The two write that "the lobby's activities are not a conspiracy of the sort depicted in tracts like the Protocols of the Elders of Zion," but disgracefully the paper they produced is not far in spirit from those "protocols." They depict the pro-Israel lobby as a multi-armed octopus, with a hand in everything, a nearly magical influence over all elected American officials, who are forced to bend to its will for fear of harm.
Walt and Mearsheimer wonder why American support for Israel is so massive. After all, the conventional explanations are invalid.
The argument that Israel is a strategic asset for the U.S. is baseless. If it had any merit during the Cold War, then subsequently, and especially after 9/11, Israel is a strategic burden, and is also the main reason for international terror.
"The terrorist organizations that threaten Israel do not threaten the United States - moreover, Palestinian terrorism is not random violence directed against Israel or 'the West'; it is largely a response to Israel's prolonged campaign to colonize the West Bank and the Gaza Strip."
The article says that the U.S. has a terror problem largely because it is such a close ally of Israel. And it is clear to the authors of the article that "there is no question that many Al-Qaida leaders, including Osama bin Laden, are motivated by Israel's presence in Jerusalem and the plight of the Palestinians."
U.S. acceptance of Israel's nuclear weaponry, they say, harms the administration's position in its campaign to prevent nuclear proliferation.
The Israeli nuclear arsenal is the reason its neighbors want to develop nuclear weaponry. And, in general, the U.S. need not get too excited by those countries acquiring nuclear weaponry:
"Iran's nuclear ambitions do not pose a direct threat to the U.S. If Washington could live with a nuclear Soviet Union, a nuclear China or even a nuclear North Korea, it can live with a nuclear Iran," they write.
But Israel regards a nuclear Iran as an existential threat, "and that is why the lobby must keep up constant pressure on politicians to confront Tehran. Iran and the U.S. would hardly be allies if the lobby did not exist, but U.S policy would be more temperate and preventive war would not be a serious option."
The danger, they say, is that the lobby will lead Bush into attacking Iran only because it would contribute to Israeli security.
That is an argument that ignores the danger inherent in a nuclear Iran, not only to Israel but also to the entire world, starting with U.S. interests.
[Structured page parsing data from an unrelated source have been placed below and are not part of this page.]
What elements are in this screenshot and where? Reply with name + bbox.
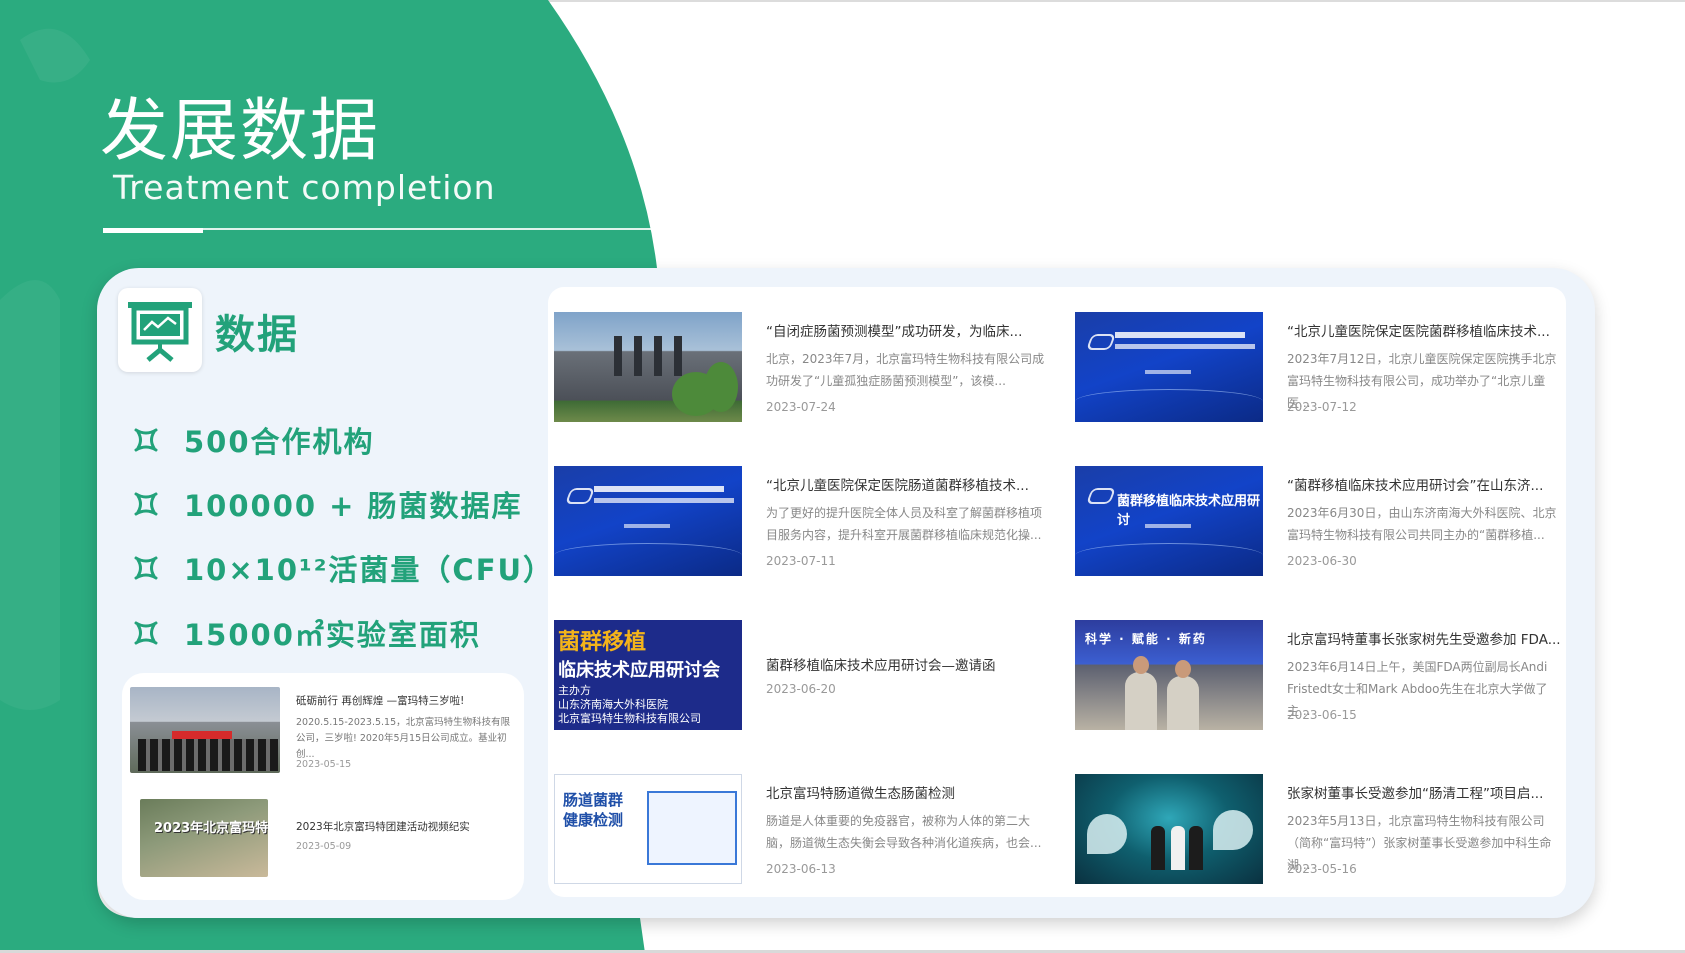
news-item[interactable]: 科学 · 赋能 · 新药 北京富玛特董事长张家树先生受邀参加 FDA... 20… <box>1075 620 1575 732</box>
news-title[interactable]: “自闭症肠菌预测模型”成功研发，为临床... <box>766 320 1022 340</box>
mini-news-thumb[interactable]: 2023年北京富玛特团建活动 <box>140 799 268 877</box>
news-thumb-text: 菌群移植临床技术应用研讨 <box>1117 494 1261 528</box>
mini-news-thumb[interactable] <box>130 687 280 773</box>
hero-divider-accent <box>103 228 203 233</box>
hero-subtitle: Treatment completion <box>113 168 496 207</box>
news-desc: 2023年6月30日，由山东济南海大外科医院、北京富玛特生物科技有限公司共同主办… <box>1287 506 1557 542</box>
news-thumb[interactable]: 菌群移植 临床技术应用研讨会 主办方 山东济南海大外科医院 北京富玛特生物科技有… <box>554 620 742 730</box>
news-item[interactable]: 菌群移植临床技术应用研讨 “菌群移植临床技术应用研讨会”在山东济... 2023… <box>1075 466 1575 578</box>
poster-line: 主办方 <box>558 684 591 697</box>
news-title[interactable]: “北京儿童医院保定医院肠道菌群移植技术... <box>766 474 1029 494</box>
hero-title: 发展数据 <box>100 92 381 171</box>
stat-item: 10×10¹²活菌量（CFU） <box>130 546 554 590</box>
news-date: 2023-07-12 <box>1287 400 1357 414</box>
news-thumb[interactable]: 菌群移植临床技术应用研讨 <box>1075 466 1263 576</box>
news-title[interactable]: 北京富玛特董事长张家树先生受邀参加 FDA... <box>1287 628 1561 648</box>
stat-text: 100000 + 肠菌数据库 <box>184 489 523 523</box>
news-item[interactable]: 张家树董事长受邀参加“肠清工程”项目启... 2023年5月13日，北京富玛特生… <box>1075 774 1575 886</box>
bacteria-bullet-icon <box>134 621 158 645</box>
news-item[interactable]: “北京儿童医院保定医院菌群移植临床技术... 2023年7月12日，北京儿童医院… <box>1075 312 1575 424</box>
poster-line: 健康检测 <box>563 811 624 829</box>
mini-news-thumb-text: 2023年北京富玛特团建活动 <box>154 821 268 836</box>
news-thumb[interactable] <box>1075 774 1263 884</box>
news-date: 2023-06-20 <box>766 682 836 696</box>
stat-text: 500合作机构 <box>184 425 375 459</box>
news-title[interactable]: 北京富玛特肠道微生态肠菌检测 <box>766 782 955 802</box>
poster-line: 北京富玛特生物科技有限公司 <box>558 712 701 725</box>
news-date: 2023-06-30 <box>1287 554 1357 568</box>
stat-text: 10×10¹²活菌量（CFU） <box>184 553 555 587</box>
poster-line: 山东济南海大外科医院 <box>558 698 668 711</box>
news-title[interactable]: 张家树董事长受邀参加“肠清工程”项目启... <box>1287 782 1543 802</box>
mini-news-item[interactable]: 砥砺前行 再创辉煌 —富玛特三岁啦! 2020.5.15-2023.5.15，北… <box>122 673 524 783</box>
news-date: 2023-07-11 <box>766 554 836 568</box>
panel-icon-box <box>118 288 202 372</box>
news-date: 2023-05-16 <box>1287 862 1357 876</box>
mini-news-card: 砥砺前行 再创辉煌 —富玛特三岁啦! 2020.5.15-2023.5.15，北… <box>122 673 524 900</box>
news-title[interactable]: “菌群移植临床技术应用研讨会”在山东济... <box>1287 474 1543 494</box>
mini-news-desc: 2020.5.15-2023.5.15，北京富玛特生物科技有限公司，三岁啦! 2… <box>296 717 511 760</box>
news-date: 2023-06-15 <box>1287 708 1357 722</box>
news-date: 2023-07-24 <box>766 400 836 414</box>
news-item[interactable]: 菌群移植 临床技术应用研讨会 主办方 山东济南海大外科医院 北京富玛特生物科技有… <box>554 620 1054 732</box>
news-desc: 为了更好的提升医院全体人员及科室了解菌群移植项目服务内容，提升科室开展菌群移植临… <box>766 506 1043 542</box>
news-title[interactable]: “北京儿童医院保定医院菌群移植临床技术... <box>1287 320 1550 340</box>
stat-item: 15000㎡实验室面积 <box>130 611 481 655</box>
stat-item: 100000 + 肠菌数据库 <box>130 482 523 526</box>
mini-news-title[interactable]: 2023年北京富玛特团建活动视频纪实 <box>296 819 470 834</box>
news-item[interactable]: “北京儿童医院保定医院肠道菌群移植技术... 为了更好的提升医院全体人员及科室了… <box>554 466 1054 578</box>
poster-line: 临床技术应用研讨会 <box>558 660 720 681</box>
news-title[interactable]: 菌群移植临床技术应用研讨会—邀请函 <box>766 654 996 674</box>
presentation-board-icon <box>128 302 192 362</box>
news-thumb[interactable] <box>554 312 742 422</box>
bacteria-bullet-icon <box>134 556 158 580</box>
mini-news-item[interactable]: 2023年北京富玛特团建活动 2023年北京富玛特团建活动视频纪实 2023-0… <box>122 787 524 897</box>
news-item[interactable]: 肠道菌群 健康检测 北京富玛特肠道微生态肠菌检测 肠道是人体重要的免疫器官，被称… <box>554 774 1054 886</box>
panel-title: 数据 <box>215 312 299 358</box>
news-desc: 肠道是人体重要的免疫器官，被称为人体的第二大脑，肠道微生态失衡会导致各种消化道疾… <box>766 814 1042 850</box>
stat-text: 15000㎡实验室面积 <box>184 618 481 652</box>
news-desc: 北京，2023年7月，北京富玛特生物科技有限公司成功研发了“儿童孤独症肠菌预测模… <box>766 352 1045 388</box>
poster-line: 菌群移植 <box>558 630 647 655</box>
mini-news-date: 2023-05-15 <box>296 759 352 770</box>
bacteria-bullet-icon <box>134 428 158 452</box>
news-date: 2023-06-13 <box>766 862 836 876</box>
stat-item: 500合作机构 <box>130 418 375 462</box>
news-item[interactable]: “自闭症肠菌预测模型”成功研发，为临床... 北京，2023年7月，北京富玛特生… <box>554 312 1054 424</box>
bacteria-bullet-icon <box>134 492 158 516</box>
news-thumb[interactable]: 科学 · 赋能 · 新药 <box>1075 620 1263 730</box>
news-thumb[interactable] <box>1075 312 1263 422</box>
mini-news-date: 2023-05-09 <box>296 841 352 852</box>
poster-line: 肠道菌群 <box>563 791 624 809</box>
mini-news-title[interactable]: 砥砺前行 再创辉煌 —富玛特三岁啦! <box>296 693 464 708</box>
news-thumb[interactable]: 肠道菌群 健康检测 <box>554 774 742 884</box>
news-thumb[interactable] <box>554 466 742 576</box>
The authors completely distort the view of the Bush administration, which like its European colleagues, has reached the conclusion that the Iranian nuclear threat is not only Israel's problem.
The rationale behind the American need to support the only democracy in the Middle East is weakened by the fact that "some aspects of Israeli democracy are at odds with core American values." Israel discriminates against its Arab citizens and by virtue of its establishment was involved in other crimes: Israel exploited the war in 1948 to expel 700,000 Palestinians because, they say, there was no other way to fulfill the goals of Zionism. Since then, it has been an unbridled country that kills Arabs mercilessly.
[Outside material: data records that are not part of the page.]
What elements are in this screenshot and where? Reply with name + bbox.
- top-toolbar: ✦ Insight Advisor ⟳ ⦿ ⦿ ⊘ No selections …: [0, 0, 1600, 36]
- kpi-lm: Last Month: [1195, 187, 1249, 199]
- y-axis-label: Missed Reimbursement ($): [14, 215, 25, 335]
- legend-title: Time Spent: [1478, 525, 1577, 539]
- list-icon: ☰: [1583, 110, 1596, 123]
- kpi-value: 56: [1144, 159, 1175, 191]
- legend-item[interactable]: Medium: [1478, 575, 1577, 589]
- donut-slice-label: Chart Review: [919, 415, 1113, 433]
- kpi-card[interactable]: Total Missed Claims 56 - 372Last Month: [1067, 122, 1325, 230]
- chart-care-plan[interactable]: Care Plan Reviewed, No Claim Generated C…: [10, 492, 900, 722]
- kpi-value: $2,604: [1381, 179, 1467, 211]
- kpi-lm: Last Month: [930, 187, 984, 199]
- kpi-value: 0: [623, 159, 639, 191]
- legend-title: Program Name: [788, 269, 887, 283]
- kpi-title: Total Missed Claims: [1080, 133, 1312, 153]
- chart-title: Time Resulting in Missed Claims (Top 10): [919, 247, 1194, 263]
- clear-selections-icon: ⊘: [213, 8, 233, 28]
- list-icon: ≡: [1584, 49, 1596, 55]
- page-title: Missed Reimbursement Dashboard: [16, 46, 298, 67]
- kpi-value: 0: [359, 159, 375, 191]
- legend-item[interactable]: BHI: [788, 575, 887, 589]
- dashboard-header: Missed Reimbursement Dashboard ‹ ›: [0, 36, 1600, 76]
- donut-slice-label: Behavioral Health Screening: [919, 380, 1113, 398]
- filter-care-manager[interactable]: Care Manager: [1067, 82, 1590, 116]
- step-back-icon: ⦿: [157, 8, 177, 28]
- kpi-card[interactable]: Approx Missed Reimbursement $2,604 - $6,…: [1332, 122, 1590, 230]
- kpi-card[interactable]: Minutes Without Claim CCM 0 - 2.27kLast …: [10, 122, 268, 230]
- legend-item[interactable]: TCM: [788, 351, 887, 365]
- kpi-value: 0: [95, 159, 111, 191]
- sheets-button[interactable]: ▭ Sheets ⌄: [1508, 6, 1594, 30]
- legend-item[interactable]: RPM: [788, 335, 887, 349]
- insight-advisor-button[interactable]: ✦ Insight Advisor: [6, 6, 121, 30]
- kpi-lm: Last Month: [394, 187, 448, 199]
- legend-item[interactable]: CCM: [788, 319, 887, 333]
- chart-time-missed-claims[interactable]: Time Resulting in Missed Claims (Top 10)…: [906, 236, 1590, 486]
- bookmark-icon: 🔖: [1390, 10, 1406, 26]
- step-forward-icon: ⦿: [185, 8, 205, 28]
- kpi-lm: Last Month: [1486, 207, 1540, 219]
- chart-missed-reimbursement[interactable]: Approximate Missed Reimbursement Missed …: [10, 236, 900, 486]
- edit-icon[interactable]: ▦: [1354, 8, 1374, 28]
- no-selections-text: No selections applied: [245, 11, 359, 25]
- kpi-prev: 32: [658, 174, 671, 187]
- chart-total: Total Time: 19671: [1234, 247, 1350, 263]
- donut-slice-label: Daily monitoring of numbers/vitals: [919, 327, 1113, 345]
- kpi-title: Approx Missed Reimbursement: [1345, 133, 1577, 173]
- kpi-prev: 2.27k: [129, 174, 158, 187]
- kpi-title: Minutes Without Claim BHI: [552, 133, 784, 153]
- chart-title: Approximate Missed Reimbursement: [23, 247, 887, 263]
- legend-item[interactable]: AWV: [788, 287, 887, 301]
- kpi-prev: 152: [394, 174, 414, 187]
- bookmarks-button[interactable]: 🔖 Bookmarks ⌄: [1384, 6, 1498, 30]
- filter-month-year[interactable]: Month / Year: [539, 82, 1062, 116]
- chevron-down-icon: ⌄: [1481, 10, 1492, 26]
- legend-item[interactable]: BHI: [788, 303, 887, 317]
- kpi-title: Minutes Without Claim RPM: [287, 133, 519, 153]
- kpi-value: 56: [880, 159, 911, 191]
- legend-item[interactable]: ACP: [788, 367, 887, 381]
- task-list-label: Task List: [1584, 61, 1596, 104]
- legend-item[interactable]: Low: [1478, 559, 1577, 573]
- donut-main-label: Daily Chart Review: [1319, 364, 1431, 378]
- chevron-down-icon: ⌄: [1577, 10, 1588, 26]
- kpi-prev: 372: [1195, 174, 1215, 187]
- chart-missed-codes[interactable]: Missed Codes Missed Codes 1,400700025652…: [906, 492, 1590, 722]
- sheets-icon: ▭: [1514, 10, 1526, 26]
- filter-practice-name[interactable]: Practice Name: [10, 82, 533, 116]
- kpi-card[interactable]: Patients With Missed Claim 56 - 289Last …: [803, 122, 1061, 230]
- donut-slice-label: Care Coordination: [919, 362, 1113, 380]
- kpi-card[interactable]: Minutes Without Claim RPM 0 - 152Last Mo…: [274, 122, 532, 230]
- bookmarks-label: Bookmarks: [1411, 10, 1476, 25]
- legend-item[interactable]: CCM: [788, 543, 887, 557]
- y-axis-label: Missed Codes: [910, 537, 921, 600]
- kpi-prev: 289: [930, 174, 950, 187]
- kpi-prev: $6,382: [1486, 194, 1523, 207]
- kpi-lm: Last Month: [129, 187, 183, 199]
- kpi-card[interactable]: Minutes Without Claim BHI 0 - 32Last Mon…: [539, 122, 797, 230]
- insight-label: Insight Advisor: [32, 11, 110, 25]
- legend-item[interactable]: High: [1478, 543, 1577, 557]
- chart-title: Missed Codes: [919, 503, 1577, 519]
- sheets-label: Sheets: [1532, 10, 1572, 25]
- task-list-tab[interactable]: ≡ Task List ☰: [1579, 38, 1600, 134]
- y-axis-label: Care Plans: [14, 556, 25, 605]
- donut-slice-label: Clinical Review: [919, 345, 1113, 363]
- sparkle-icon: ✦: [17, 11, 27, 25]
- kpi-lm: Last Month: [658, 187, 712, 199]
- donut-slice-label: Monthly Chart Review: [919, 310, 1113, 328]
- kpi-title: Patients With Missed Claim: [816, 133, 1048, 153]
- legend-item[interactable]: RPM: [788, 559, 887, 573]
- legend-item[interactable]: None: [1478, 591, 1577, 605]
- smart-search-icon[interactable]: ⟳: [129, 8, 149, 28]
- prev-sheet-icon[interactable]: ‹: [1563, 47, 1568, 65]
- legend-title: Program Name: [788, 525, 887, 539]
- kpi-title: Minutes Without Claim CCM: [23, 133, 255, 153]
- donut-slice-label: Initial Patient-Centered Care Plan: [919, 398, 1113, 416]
The two authors totally ignore the fact that Palestinians rejected the Partition Plan and that they started the warring, and they lend a hand to the legitimization of the murderous terror perpetrated by Hamas, which they praise as a legitimate political force, persecuted by Israel.
As there is no reason for American support for Israel, the only explanation is the pro-Israel lobby's unparalleled power.
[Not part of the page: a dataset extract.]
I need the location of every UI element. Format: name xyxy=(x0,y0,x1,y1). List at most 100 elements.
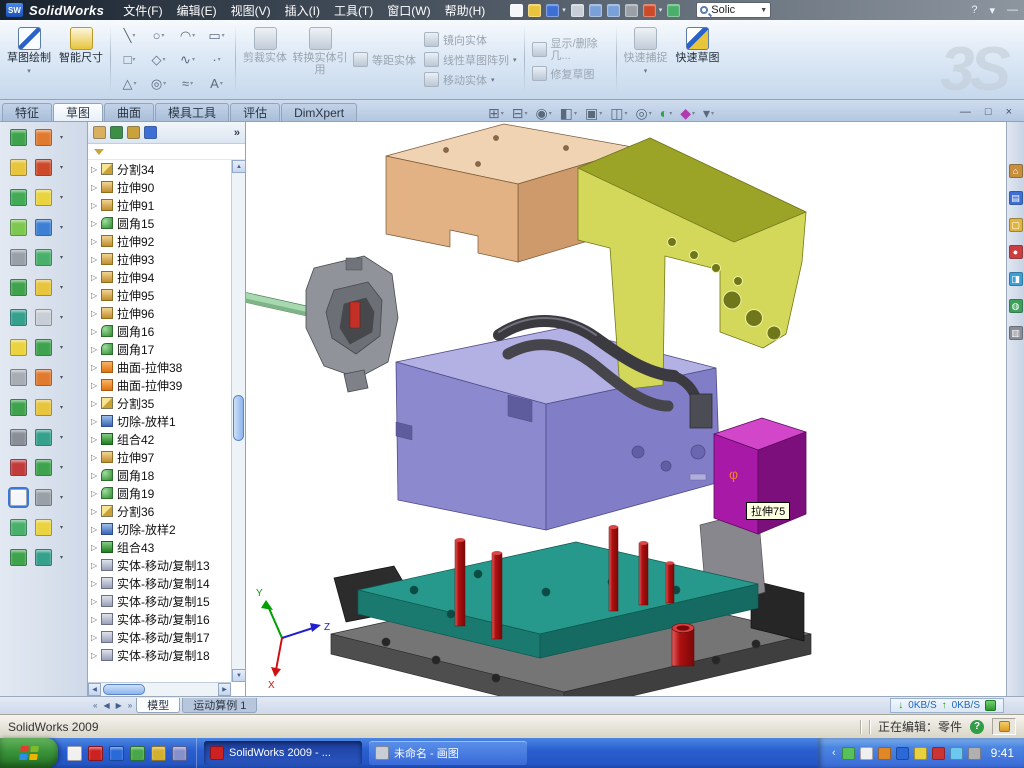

Therefore, when the lobby decided that toppling Saddam Hussein's regime was necessary to improve Israel's strategic situation, it led the Bush administration to war in Iraq.
"Some Americans believe that this was a war for oil, but there is hardly any direct evidence to support this claim. Instead, the war was motivated in good part by a desire to make Israel more secure." Naturally, no serious proof for this claim is made.
After it succeeded in the matter of Iraq, the Israel lobby is now moving to get the U.S. to attack Syria.
That pressure, say the two, could lead to a war against the Assad regime, which would be against American interests. Here, too, they ignore the negative role Syria plays in encouraging terror in Iraq against American soldiers, not Israel.
It is difficult to know what lies behind the writing of the authors, but there is no doubt that the document's publication at this time, when the American administration faces decisions on the matter of a nuclear Iran, is no accident.